MattQ_266781
18 days agoRising Newcomer
Auto-Generated Recruits in Dynasty Mode Need Major Overhaul for Realism
Recruiting is the foundation of long-term immersion in Dynasty mode, and right now, the system in CFB 25/26 doesn’t reflect real college football in any meaningful way. This post breaks down where it misses the mark, based entirely on real recruiting data from 247Sports, Rivals, and On3—while also recognizing that previous games and mod communities handled this far better.
Position, Size, and Speed Mismatches • Offensive Linemen: The game frequently generates 5-star OL recruits at 6’1”, 260 lbs. → In real life, Power 5 OL recruits are almost always 6’4”–6’6”, 290–330 lbs. • Edge Rushers & Linebackers: Many edge players are 6’0”, 215 lbs with 4.3 speed. → That’s not an edge profile. Elite edge recruits are 6’3”+, 240+ lbs, and move with power, not DB speed. • Tight Ends: Top-tier tight ends are often just 6’0”–6’1” in the game. → Real FBS-level TEs are usually 6’4”–6’6”, especially among 4- and 5-star recruits. If you go on 247 sports and look at the top recruits for that position not a single one is under 6’3”. • Speed: Too many recruits across all positions are clocked in the 4.3–4.4 range. → That level of speed is rare even among elite receivers and DBs. In the game, it’s overrepresented and shows up in unrealistic places.
Geographic Distribution Is Off • Real-world recruiting is concentrated in Texas, Georgia, Florida, and California. → In-game, top players come just as frequently from low-output states like Vermont or Idaho.

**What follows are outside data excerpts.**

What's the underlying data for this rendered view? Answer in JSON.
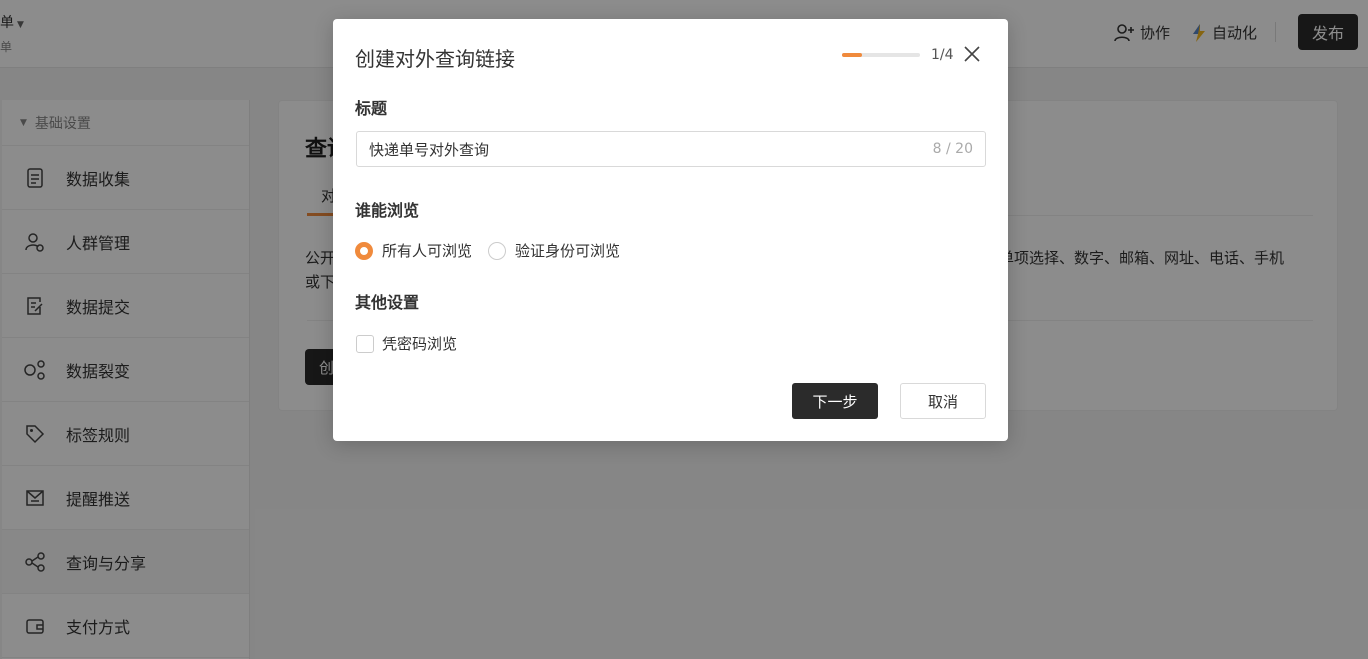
{
  "header": {
    "app_title": "表单",
    "app_subtitle": "表单",
    "collab_label": "协作",
    "automation_label": "自动化",
    "publish_label": "发布"
  },
  "sidebar": {
    "group_label": "基础设置",
    "items": [
      {
        "label": "数据收集",
        "icon": "document-icon"
      },
      {
        "label": "人群管理",
        "icon": "users-icon"
      },
      {
        "label": "数据提交",
        "icon": "submit-icon"
      },
      {
        "label": "数据裂变",
        "icon": "fission-icon"
      },
      {
        "label": "标签规则",
        "icon": "tag-icon"
      },
      {
        "label": "提醒推送",
        "icon": "mail-push-icon"
      },
      {
        "label": "查询与分享",
        "icon": "share-icon"
      },
      {
        "label": "支付方式",
        "icon": "wallet-icon"
      }
    ]
  },
  "main": {
    "title": "查询",
    "tab": "对",
    "desc_line1": "公开",
    "desc_line2": "或下",
    "desc_right": "单项选择、数字、邮箱、网址、电话、手机",
    "create_button": "创"
  },
  "modal": {
    "title": "创建对外查询链接",
    "progress": 0.25,
    "step": "1/4",
    "title_label": "标题",
    "title_value": "快递单号对外查询",
    "title_count": "8 / 20",
    "access_label": "谁能浏览",
    "access_options": [
      "所有人可浏览",
      "验证身份可浏览"
    ],
    "access_selected": 0,
    "other_label": "其他设置",
    "password_label": "凭密码浏览",
    "password_checked": false,
    "next_label": "下一步",
    "cancel_label": "取消",
    "accent_color": "#f08a3c"
  }
}
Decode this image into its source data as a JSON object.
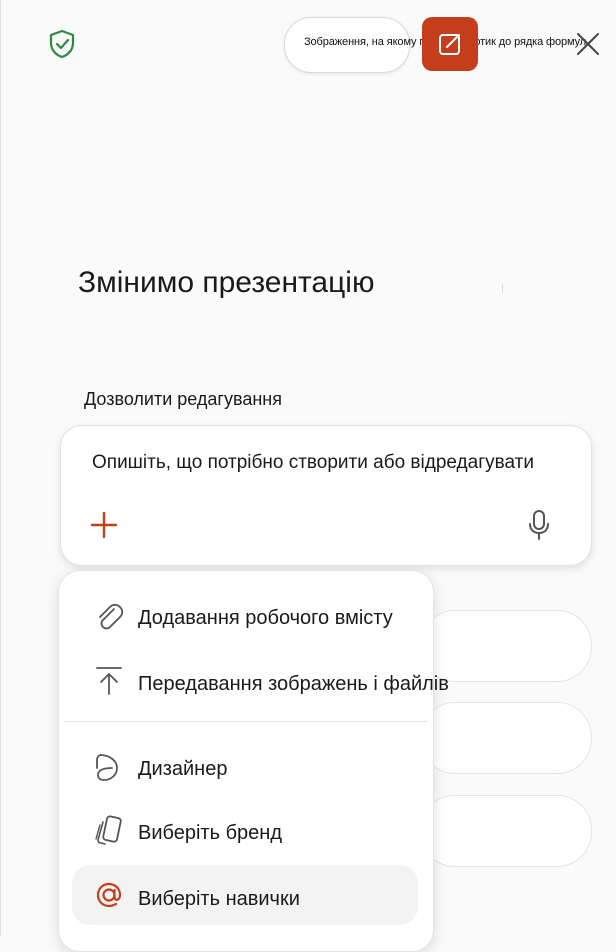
{
  "header": {
    "shield_icon": "shield-check-icon",
    "tooltip": "Зображення, на якому показано дотик до рядка формул",
    "edit_icon": "edit-square-icon",
    "close_icon": "close-icon",
    "accent_color": "#c43e1c",
    "shield_color": "#2e8b3d"
  },
  "main": {
    "title": "Змінимо презентацію",
    "allow_editing_label": "Дозволити редагування",
    "prompt": {
      "placeholder": "Опишіть, що потрібно створити або відредагувати",
      "plus_icon": "plus-icon",
      "mic_icon": "microphone-icon"
    }
  },
  "menu": {
    "items": [
      {
        "label": "Додавання робочого вмісту",
        "icon": "paperclip-icon"
      },
      {
        "label": "Передавання зображень і файлів",
        "icon": "upload-icon"
      },
      {
        "label": "Дизайнер",
        "icon": "designer-icon"
      },
      {
        "label": "Виберіть бренд",
        "icon": "brand-cards-icon"
      },
      {
        "label": "Виберіть навички",
        "icon": "at-sign-icon"
      }
    ]
  }
}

That undermines the concept of regional pipelines and realistic talent hotbeds.
Positional Accuracy Gaps • Defensive Backs: In real recruiting, nearly all top-tier corners and safeties are Black. → In-game, entire classes of DBs are often white, which doesn’t reflect modern recruiting reality. • Kickers & Punters: At the FBS level, these positions are almost entirely filled by white players. → Yet the game regularly generates Black specialists, which doesn’t align with actual rankings or rosters.
What NCAA 14 + CFB Revamped Did Right
The most frustrating part is that this issue has already been solved — by the community.
The CFB Revamped mod on NCAA 14 completely fixed the recruiting realism problem. The modding community created incredibly realistic, in-depth recruiting classes that reflected actual trends in size, speed, geography, position, and appearance. Classes were balanced, believable, and rewarding to recruit from — because they were based on how the sport actually works.
These were created and shared for free, by people who simply cared about the game.
I just want to hold EA Sports accountable to deliver at the same standard that a fan community reached with a 10-year-old game and no budget.
What Would Fix It 1. Update the recruit generator to reflect: • Realistic size and weight by position • Appropriate and rare elite speed • Geographic recruiting hotbeds • True positional archetypes 2. Apply race-based trends where it’s clearly backed by real data (for DBs and specialists). 3. Give users the ability to edit recruits or import custom classes, as we could in older titles or via Revamped.
Final Thought
I enjoy the gameplay. It’s fun. College football being back is something I’m genuinely excited about. But the auto-generated recruits are so disconnected from reality that it breaks any long-term investment in Dynasty mode.
Recruiting is what defines the future of your program. It’s the core mechanic that gives Dynasty its longevity. And when it doesn’t even loosely reflect how recruiting works in real life, it becomes hard to take the mode seriously over multiple seasons.
Nobody’s expecting perfection. But right now, this part of the game simply doesn’t work. Either fix it—or give us the tools to do it ourselves.